Северус тогда задернул тяжелую бархатную портьеру, шепнул «Дуро» и, наложив мощное заглушающее, прижал его к холодной поверхности зеркала, схватил за член и, целуя в шею, быстро довел до такого яркого, оглушительного оргазма, что у Деймоса потемнело в глазах. Сам Северус потом, прижавшись к нему, загнанно дышал, глотая собственный крик и выгибаясь от торопливых, будто украденных ласк и кончил, крепко зажмурившись и закусив губу.
Они тогда купили у смешливой продавщицы всю новую коллекцию, принося извинения за несдержанность. И вот теперь Блэк крутил в руках ярко-красные трусы с кокетливой ромашкой на самом интересном месте и улыбался.
«Северус, я отогрею тебя. Я больше никогда тебя не оставлю, только потерпи еще совсем чуть-чуть. Если бы я мог пристукнуть самого себя теперешнего, разгульно шляющегося по клубам, забывающего имена и лица случайных одноразовых любовников еще до оргазма с ними, закрыть под замок… но без этого выжигающего душу, опустошающего загула, он не сможет осознать всю бесцельность такого существования. Оставалось надеяться, что ты это тоже понимаешь. Хотя бы умом. Сердцем понять такое невозможно».
Быстро переодевшись в «приличную» одежду, Деймос подошел к зеркалу и тщательно наложил гламур, отращивая рыжие локоны и заставляя глаза стать синими, как летнее южное небо.
«С учетом того, как выглядит сейчас Поттер, мой гламур почти не обманет тех, кто хорошо его знает. Спишем все на родство и Блэковскую породу».
Шагнув в камин, уже через несколько мгновений он выходил в почтовом отделении Косого переулка.
- Добрый день, мистер…
- Блэк, - ответил Деймос словоохотливой ведьме-служащей, внутренне настроившись на южный акцент. – Прошу извинить, спешу, - пресек он дальнейшие ее попытки заговорить с ним. Мадам Поуллз он знал слишком хорошо, чтобы позволить той лишний раз раскрыть рот и задержать его минимум на полчаса.
Выйдя на улицу, он вдохнул знакомый воздух позднего летнего лондонского утра и направился в Гринготтс. Дела, которые он начал вести еще во время войны, несколько теневых предприятий, о которых Поттер еще ничего не знает, требовали его внимания хоть иногда, вот так, раз в несколько лет. Благо, ему достаточно повезло с управляющим, чтобы не заморачиваться постоянным контролем финансов.

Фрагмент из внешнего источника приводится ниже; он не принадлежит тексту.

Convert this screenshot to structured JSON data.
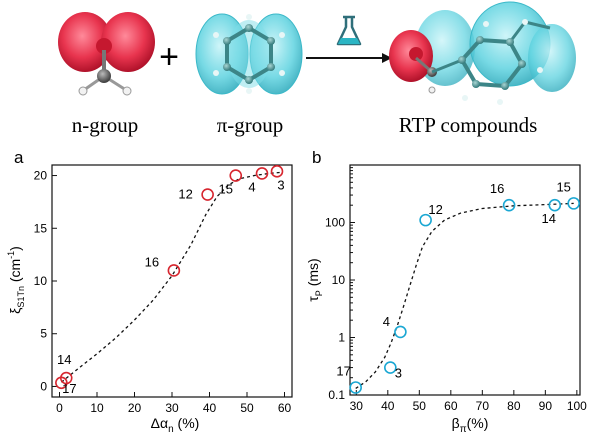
{
  "scheme": {
    "labels": [
      "n-group",
      "π-group",
      "RTP compounds"
    ],
    "plus": "+",
    "orbital_colors": {
      "n": "#e8344e",
      "pi": "#5fd3e0"
    }
  },
  "chart_data": [
    {
      "type": "scatter",
      "panel_label": "a",
      "xlabel": "Δα",
      "xlabel_sub": "n",
      "xlabel_tail": " (%)",
      "ylabel": "ξ",
      "ylabel_sub": "S1Tn",
      "ylabel_tail": " (cm",
      "ylabel_sup": "-1",
      "ylabel_close": ")",
      "xlim": [
        -2,
        62
      ],
      "ylim": [
        -1,
        21
      ],
      "xticks": [
        0,
        10,
        20,
        30,
        40,
        50,
        60
      ],
      "xtick_labels": [
        "0",
        "10",
        "20",
        "30",
        "40",
        "50",
        "60"
      ],
      "yticks": [
        0,
        5,
        10,
        15,
        20
      ],
      "ytick_labels": [
        "0",
        "5",
        "10",
        "15",
        "20"
      ],
      "yscale": "linear",
      "marker_color": "#d7262f",
      "points": [
        {
          "label": "17",
          "x": 0.5,
          "y": 0.35
        },
        {
          "label": "14",
          "x": 1.8,
          "y": 0.8
        },
        {
          "label": "16",
          "x": 30.5,
          "y": 11.0
        },
        {
          "label": "12",
          "x": 39.5,
          "y": 18.2
        },
        {
          "label": "15",
          "x": 47.0,
          "y": 20.0
        },
        {
          "label": "4",
          "x": 54.0,
          "y": 20.2
        },
        {
          "label": "3",
          "x": 58.0,
          "y": 20.4
        }
      ],
      "fit_curve": [
        [
          0.5,
          0.4
        ],
        [
          5,
          1.7
        ],
        [
          10,
          3.1
        ],
        [
          15,
          4.6
        ],
        [
          20,
          6.3
        ],
        [
          25,
          8.2
        ],
        [
          30,
          10.5
        ],
        [
          35,
          13.4
        ],
        [
          39,
          16.3
        ],
        [
          42,
          18.0
        ],
        [
          45,
          19.1
        ],
        [
          48,
          19.7
        ],
        [
          52,
          20.0
        ],
        [
          56,
          20.2
        ],
        [
          59,
          20.3
        ]
      ]
    },
    {
      "type": "scatter",
      "panel_label": "b",
      "xlabel": "β",
      "xlabel_sub": "π",
      "xlabel_tail": "(%)",
      "ylabel": "τ",
      "ylabel_sub": "P",
      "ylabel_tail": " (ms)",
      "xlim": [
        28,
        101
      ],
      "ylim": [
        0.1,
        1000
      ],
      "xticks": [
        30,
        40,
        50,
        60,
        70,
        80,
        90,
        100
      ],
      "xtick_labels": [
        "30",
        "40",
        "50",
        "60",
        "70",
        "80",
        "90",
        "100"
      ],
      "yticks": [
        0.1,
        1,
        10,
        100
      ],
      "ytick_labels": [
        "0.1",
        "1",
        "10",
        "100"
      ],
      "yscale": "log",
      "marker_color": "#1aa7d3",
      "points": [
        {
          "label": "17",
          "x": 29.8,
          "y": 0.135
        },
        {
          "label": "3",
          "x": 40.8,
          "y": 0.3
        },
        {
          "label": "4",
          "x": 44.0,
          "y": 1.25
        },
        {
          "label": "12",
          "x": 52.0,
          "y": 110
        },
        {
          "label": "16",
          "x": 78.5,
          "y": 200
        },
        {
          "label": "14",
          "x": 93.0,
          "y": 200
        },
        {
          "label": "15",
          "x": 99.0,
          "y": 215
        }
      ],
      "fit_curve": [
        [
          29.8,
          0.13
        ],
        [
          33,
          0.17
        ],
        [
          36,
          0.25
        ],
        [
          39,
          0.45
        ],
        [
          41,
          0.8
        ],
        [
          43,
          1.6
        ],
        [
          45,
          3.5
        ],
        [
          47,
          8
        ],
        [
          49,
          18
        ],
        [
          51,
          38
        ],
        [
          54,
          70
        ],
        [
          58,
          110
        ],
        [
          63,
          145
        ],
        [
          70,
          175
        ],
        [
          80,
          195
        ],
        [
          90,
          205
        ],
        [
          99,
          215
        ]
      ]
    }
  ]
}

Стоило ему оказаться на нижней ступеньке белоснежной лестницы, как его окликнули:
- Дейм! - Нарцисса, как всегда прекрасная, в легкой бледно-голубой мантии спешила к нему с просто неприличной для леди скоростью. – Постой.
- Стою, - улыбнулся Деймос, склонившись к ее ручке. – Как вы, моя леди?
Она некоторое время пристально вглядывалась ему в глаза, а потом тихо сказала:
- Уделишь мне несколько минут?
- Нарси, ты могла бы не спрашивать. К мадам Жаклин?
Леди Малфой быстро кивнула, и, не давая опомниться, взяла под руку.